Male palpal bulb morphology of Neischnocolus slightly resembles that of Jambu Miglio, Perafán & Pérez-Miles, 2024 by the presence of a pronounced and wide tegular apophysis with a medial extension over the prolateral surface of the bulb and the absence of a prolateral crease by the prolateral extension of the non-sclerotized median haematodocha. Nevertheless, males of Neischnocolus differ from those of Jambu by having urticating setae Type I (Id), a comparatively wide, short, and non-filiform embolus with a distal dorso-retrolateral torsion, the apical section of the embolus with a mucronate shape, prolateral superior and inferior keels comparatively more conspicuous, the presence of an enlarged and crested intermediate keel, two or one (in N. armihuarensis; Kaderka 2014: figs 4–5) developed retrolateral palpal tibial apophysis, the prolateral extension of the median haematodocha comparatively elongate and extending to the prolateral surface of the tegulum, and the absence of a paraembolic apophysis (urticating setae Type IV, comparatively thinner, elongated, and filiform embolus with a medial to distal slight ventral curvature, apical section of embolus without a mucronate shape, inconspicuous prolateral superior (if present) and inferior keels, only one weakly developed domed retrolateral palpal tibial apophysis (in J. paru; Miglio et al. 2024: fig. 1e), prolateral extension of median haematodocha comparatively shorter and restricted to tegulum and subtegulum indentation, and absence of an enlarged and crested intermediate keel in Jambu).

General spermathecae morphology of Neischnocolus resembles that of Aguapanela Perafán & Cifuentes, 2015 by having wide and fused spermathecae with a pair of ventral receptacles.

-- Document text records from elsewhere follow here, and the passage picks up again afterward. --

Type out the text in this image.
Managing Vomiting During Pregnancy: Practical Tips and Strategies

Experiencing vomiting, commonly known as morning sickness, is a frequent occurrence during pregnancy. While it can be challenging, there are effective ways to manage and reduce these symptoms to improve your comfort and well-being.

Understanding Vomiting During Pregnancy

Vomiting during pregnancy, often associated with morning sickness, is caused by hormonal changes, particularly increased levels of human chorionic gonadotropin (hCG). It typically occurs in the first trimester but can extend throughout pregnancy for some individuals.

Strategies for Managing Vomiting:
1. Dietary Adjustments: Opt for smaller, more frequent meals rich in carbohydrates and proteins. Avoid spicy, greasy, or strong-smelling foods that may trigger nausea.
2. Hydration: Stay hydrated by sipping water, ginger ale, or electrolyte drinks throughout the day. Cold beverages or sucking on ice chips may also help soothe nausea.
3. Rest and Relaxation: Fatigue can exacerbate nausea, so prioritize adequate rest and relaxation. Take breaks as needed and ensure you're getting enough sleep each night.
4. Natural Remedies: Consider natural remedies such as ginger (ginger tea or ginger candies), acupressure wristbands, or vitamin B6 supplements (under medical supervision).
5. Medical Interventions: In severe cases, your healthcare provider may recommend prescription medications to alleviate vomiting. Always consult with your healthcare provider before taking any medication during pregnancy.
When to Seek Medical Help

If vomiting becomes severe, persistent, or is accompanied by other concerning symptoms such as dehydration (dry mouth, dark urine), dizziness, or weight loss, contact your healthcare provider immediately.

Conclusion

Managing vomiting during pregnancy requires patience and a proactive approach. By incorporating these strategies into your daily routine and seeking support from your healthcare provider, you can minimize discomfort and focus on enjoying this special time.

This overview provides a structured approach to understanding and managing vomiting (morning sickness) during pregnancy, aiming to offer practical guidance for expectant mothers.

Nevertheless, females of Neischnocolus differ from those of Aguapanela by having urticating setae Type I (Id), nonhypersclerotised receptacles emerging from the medial surface of the spermathecae, and the absence of stridulatory setae (urticating setae Types III and IV and hypersclerotised receptacles emerging from the distal surface of the spermathecae, plumose stridulatory setae over coxae, trochanters, and femur I–II, palpal coxa and trochanter in Aguapanela; Perafán et al. 2015: figs 7–12, 16).

Description

See Pérez-Miles et al. (2019).

Distribution

Colombia, Costa Rica, Brazil, Ecuador, Panama, Peru, and Venezuela (Fig. 2).

Species included

Neischnocolus amazonica (Jimenez & Bertani, 2008), N. armihuariensis (Kaderka, 2014), N. caxiuana (Pérez-Miles, Miglio & Bonaldo, 2008), N. cisnerosi (Peñaherrera-R., Guerrero-Campoverde, León-E., Pinos-Sánchez & Falcón-Reibán, 2023), N. samonellaacademy Peñaherrera-R., León-E., Guerrero-Campoverde, Gabriel, Sherwood & Cisneros-Heredia sp. nov., N. iquitos (Kaderka, 2020), N. mecana (Echeverri, Gómez Torres, Pinel & Perafán, 2023), N. moraspungo Cisneros-Heredia, Peñaherrera-R., Guerrero-Campoverde, León-E., Gabriel & Sherwood sp. nov., N. obscurus (Ausserer, 1875), N. panamanus (Petrunkevitch, 1925; type species), N. parvior (Chamberlin & Ivie, 1936) stat. rev. et comb. nov., N. tiputini Guerrero-Campoverde, Peñaherrera-R., León-E., Gabriel, Sherwood & Cisneros-Heredia sp. nov., N. tsere (Peñaherrera-R., Guerrero-Campoverde, León-E., Pinos-Sánchez & Falcón-Reibán, 2023), N. valentinae (Almeida, Salvatierra & de Morais, 2019), N. weinmanni (Pérez-Miles, 2008), N. yupanquii (Pérez-Miles, Gabriel & Gallon, 2008) .

Remarks

Male and female of Neischnocolus pijaos are included within another work (Peñaherrera-R. & Guayasamin in prep.). The placement of each specimen is dubious and required further examination and comparison with an upcoming new genus.